Local Heroes 2010

Six people we can all be thankful for

Every year at this time Chico News & Review editors select a small number of people to honor as Local Heroes for their exemplary spirit of giving back to the community.

It’s not a competition, though we do solicit nominations. Our main criterion is that the honorees have shown an exceptional willingness to devote their time and energy as volunteers, without seeking recognition or remuneration in any form.

We try to come up with a diverse group. Volunteerism takes many forms. When you read about the six people selected this year, you’ll see that they range from the chairman of the Enloe Medical Center Board of Trustees and a retired general contractor who oversees home construction for Habitat for Humanity to a young woman who believes deeply in the mission of the Stonewall Alliance and is working to improve services for its members.

It’s no exaggeration to say that volunteerism is the heart of the community. Chico is a great place to live in part because so many of its residents value it and wish to work to make it even better. These Local Heroes awards are our way of giving them thanks.

Dan Braz

Dan’s the man

Dan Braz

On a recent morning, Dan Braz was on the roof of one of the three houses currently under construction by Habitat for Humanity of Butte County on East 16th Street.

The spry 72-year-old has kind eyes that twinkle beneath the floppy brim of his hat.

Braz, a retired general contractor nominated by several CN&R readers as a local hero, has been a Habitat for Humanity volunteer for 16 years, since before his retirement. He has overseen and participated in the construction of 30 Habitat homes for low-income families.

“I’m considered the construction manager,” Braz offered, before declining to toot his own horn. (“What am I supposed to say?” he asked, visibly shy about the publicity.)

Dan Bequette—another volunteer, who was busy laying kitchen-floor tile—chimed in enthusiastically: “He’s the biggest physical contributor [to the building of Habitat homes]. He does more work than anybody.”

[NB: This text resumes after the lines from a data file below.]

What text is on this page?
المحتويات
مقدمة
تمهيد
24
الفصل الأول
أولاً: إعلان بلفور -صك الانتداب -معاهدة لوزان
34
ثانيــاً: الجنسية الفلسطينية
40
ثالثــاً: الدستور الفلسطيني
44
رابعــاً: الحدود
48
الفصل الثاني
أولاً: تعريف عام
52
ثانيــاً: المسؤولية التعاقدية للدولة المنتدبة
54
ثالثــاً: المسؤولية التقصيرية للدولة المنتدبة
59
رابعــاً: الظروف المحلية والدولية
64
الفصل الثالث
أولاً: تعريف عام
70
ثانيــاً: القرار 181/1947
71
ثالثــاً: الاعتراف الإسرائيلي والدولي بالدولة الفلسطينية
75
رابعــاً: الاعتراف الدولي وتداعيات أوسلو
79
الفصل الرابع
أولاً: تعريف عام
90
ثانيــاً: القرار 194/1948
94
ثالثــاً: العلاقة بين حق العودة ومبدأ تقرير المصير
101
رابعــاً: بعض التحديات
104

Bequette didn’t stop there.

“He’s one of the nicest guys I know,” Bequette said. “He never blows his own horn. You get people working on these things that don’t ever know which end of the hammer to hit the nail with. Dan never gets upset. He makes sure all the supplies are here for each job, and he trains everybody.”

Bequette’s praise echoed the comments made by those nominating him for the honor.

“He is simply amazing,” said one e-mail. “The time, expertise, care and gentle nature that Dan gives all make these volunteer-built Habitat homes possible.”

“He is a humble man of faith and is devoting his retired years to building affordable homes for the needy,” another e-mail said. “He is truly an inspiration to all who have the good fortune to work with him.”

On any given Saturday (the “prime workday” for Habitat projects, though Braz is at it six days a week), Braz teaches, supervises and works alongside 50-70 volunteer workers.

“If I had a mission statement,” Braz finally said, “I’d say it’d be that it’s so humbling to see all those folks who come out to help, who want to give back to the community. That’s what’s so motivating to me—the folks from Butte County are very giving.”

“Dan takes time to teach anyone the various aspects and techniques of home building,” Bequette said later, by phone, explaining that he “didn’t want to embarrass Dan” by saying any more in front of him. “Additionally, Dan shows you how to be a better human being. I’m proud to have Dan Braz as a friend.”

—Christine G.K. LaPado

Matthews D. Jackson Sr.

Putting down deep roots

Matthews D. Jackson Sr.

Matt Jackson grew up as a self-described “Army brat,” which means that as a kid he moved a lot, never attending the same school two years in a row all the way through high school. So when he came to Chico in the late 1960s to attend college—after a stint in the Army that took him to Vietnam—and saw what a great town it was, he decided he was done moving.

He got a bachelor’s degree in English, a master’s in public administration, met and married his wife, Billie, who was from Oroville, and in 1974 took a job at Butte College teaching English and coordinating student activities. He rose through the administrative ranks, and when he retired in 2006 he was assistant superintendent and vice president for education and student programs and services. For her part, Billie Jackson had a long and distinguished career as an administrator at Chico State University.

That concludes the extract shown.